Habt ihr ein Management, das einen Geschäftsplan erstellt, oder habt ihr selbst einen erstellt?
Nein, es gab nie einen Plan oder ein Management. M.A.D . ist unsere Booking-Agentur und wir vertrauen ihnen. Sie schicken uns zu einem Veranstaltungsort und wir gehen dorthin. Sie wissen, wo wir herkommen und wo wir hingehen werden. Natürlich ist es immer toll, eine ausverkaufte Show zu spielen oder wenn viele Leute kommen, aber nichts davon ist geplant.
Wie bleibst du in Form, um diese langen Touren in deinem Alter zu spielen?
Ich bleibe auf Tour in Form. Wenn ich zu Hause bin, will ich nicht viel machen. Oft gehe ich verletzt auf die Bühne und wenn ich eine Tour beendet habe, möchte ich mich einfach ausruhen und die Energie bekommen, um die nächste zu machen. Dann gehe ich raus und verletze mich wieder.
Also machst du keinen Sport?
Ich praktiziere seit vier Jahren Jiu Jitsu. Meine ganze Familie macht das jeden Tag, aber bei Jiu Jitsu rollt man mehr auf dem Boden herum und es ist nicht annähernd so körperlich wie Laufen. Aber es hat mir trotzdem geholfen, denn ich habe gelernt, auch unter Druck zu atmen.
Arbeitest du noch, wenn du zu Hause bist?
Normalerweise mache ich das, aber es gab auch Zeiten, in denen ich nicht dazu in der Lage war, weil ich so viel auf Tour war.
Du hast viele Alben aufgenommen, sie haben einen Film über dich gemacht und du hast bereits ein Buch geschrieben. Gibt es noch Ziele, die du erreichen möchtest?
Wir hatten viele Höhepunkte in unserer Karriere, aber es war eine Achterbahnfahrt. Es ist mir wichtig, dass wir zu den Menschen auf allen Ebenen gut sind, denn wir werden vielleicht groß, aber wenn man Menschen auf dem Weg nach oben wie Arschlöcher behandelt, wird man diese auf dem Weg nach unten bestimmt wiedersehen. Für Agnostic Front war es nie ein gerader Weg, aber wir sind damit einverstanden. Wir kommen aus dem Untergrund und das lieben wir immer noch. Aber wir wissen auch, dass Erfolg eine gute Sache ist und man muss lernen, ihn zu schätzen, solange er anhält.
Was ist das Schlimmste am Touren für dich?
Das Schlimmste ist immer der erste Tag.

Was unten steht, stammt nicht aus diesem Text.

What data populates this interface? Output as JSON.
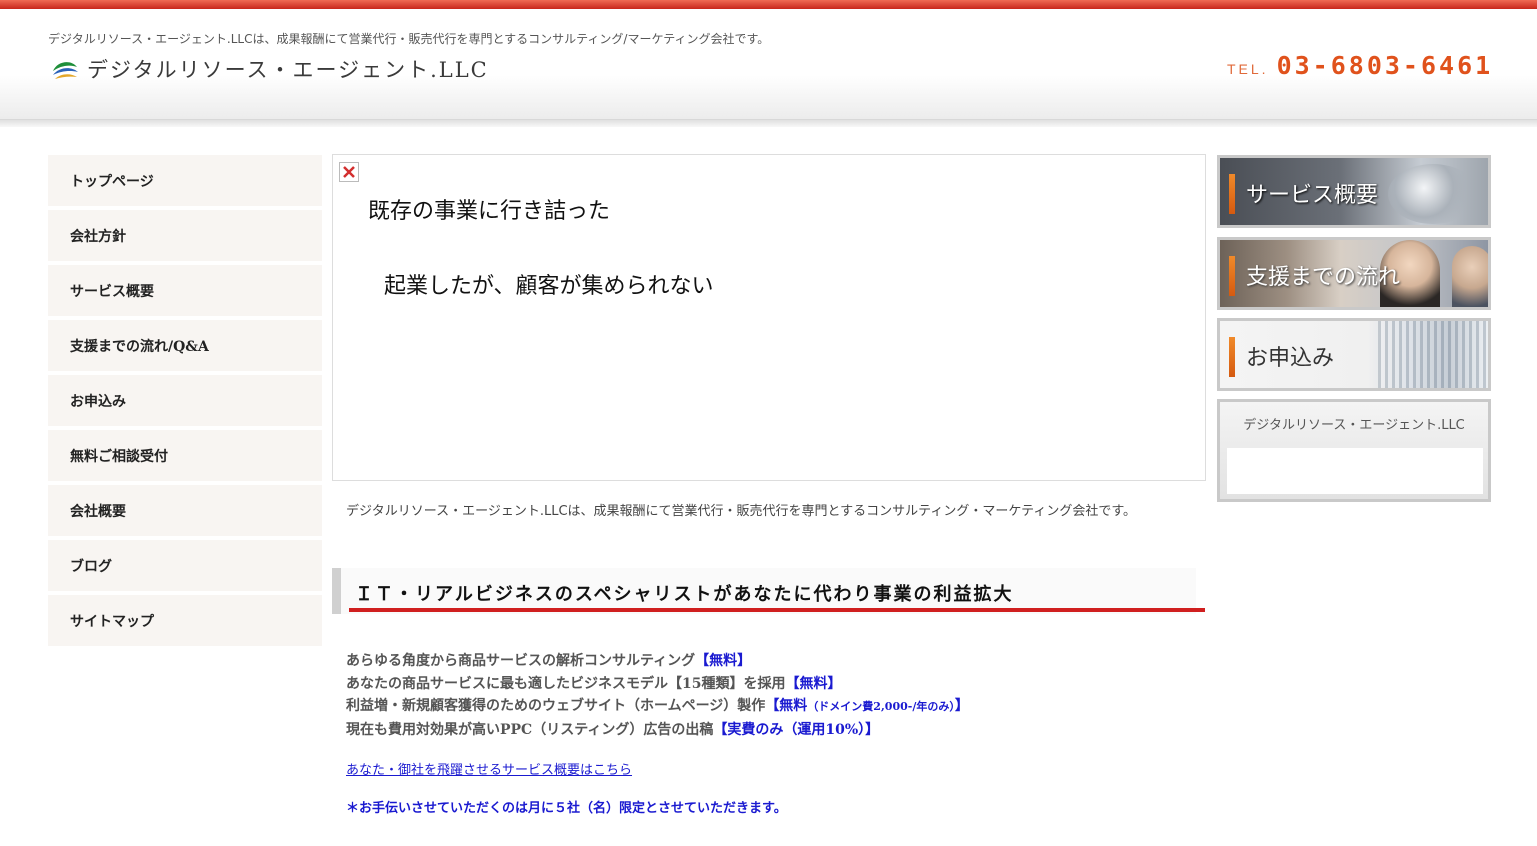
{
  "header": {
    "tagline": "デジタルリソース・エージェント.LLCは、成果報酬にて営業代行・販売代行を専門とするコンサルティング/マーケティング会社です。",
    "logo_text": "デジタルリソース・エージェント.LLC",
    "tel_label": "TEL.",
    "tel_number": "03-6803-6461"
  },
  "nav": {
    "items": [
      {
        "label": "トップページ"
      },
      {
        "label": "会社方針"
      },
      {
        "label": "サービス概要"
      },
      {
        "label": "支援までの流れ/Q&A"
      },
      {
        "label": "お申込み"
      },
      {
        "label": "無料ご相談受付"
      },
      {
        "label": "会社概要"
      },
      {
        "label": "ブログ"
      },
      {
        "label": "サイトマップ"
      }
    ]
  },
  "hero": {
    "line1": "既存の事業に行き詰った",
    "line2": "起業したが、顧客が集められない"
  },
  "intro": "デジタルリソース・エージェント.LLCは、成果報酬にて営業代行・販売代行を専門とするコンサルティング・マーケティング会社です。",
  "section_title": "ＩＴ・リアルビジネスのスペシャリストがあなたに代わり事業の利益拡大",
  "services": [
    {
      "text": "あらゆる角度から商品サービスの解析コンサルティング",
      "tag": "【無料】",
      "small": "",
      "tag_end": ""
    },
    {
      "text": "あなたの商品サービスに最も適したビジネスモデル【15種類】を採用",
      "tag": "【無料】",
      "small": "",
      "tag_end": ""
    },
    {
      "text": "利益増・新規顧客獲得のためのウェブサイト（ホームページ）製作",
      "tag": "【無料",
      "small": "（ドメイン費2,000-/年のみ）",
      "tag_end": "】"
    },
    {
      "text": "現在も費用対効果が高いPPC（リスティング）広告の出稿",
      "tag": "【実費のみ（運用10%）】",
      "small": "",
      "tag_end": ""
    }
  ],
  "service_link": "あなた・御社を飛躍させるサービス概要はこちら",
  "notice": "＊お手伝いさせていただくのは月に５社（名）限定とさせていただきます。",
  "banners": {
    "service": "サービス概要",
    "flow": "支援までの流れ",
    "apply": "お申込み"
  },
  "side_box": {
    "title": "デジタルリソース・エージェント.LLC"
  },
  "colors": {
    "accent_red": "#d01f1f",
    "tel_orange": "#e0521c",
    "link_blue": "#1a1ad0"
  }
}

Der erste Tag ist verrückt, es ist der schwierigste von allen, es gibt noch so viel vorzubereiten für den Rest der Tour und alles muss in Eile erledigt werden. Du hast immer noch all deine Sachen herumliegen und nichts ist in Ordnung. Aber das Schlimmste ist, dass ich meine Familie vermisse. Das ist das Schwierigste.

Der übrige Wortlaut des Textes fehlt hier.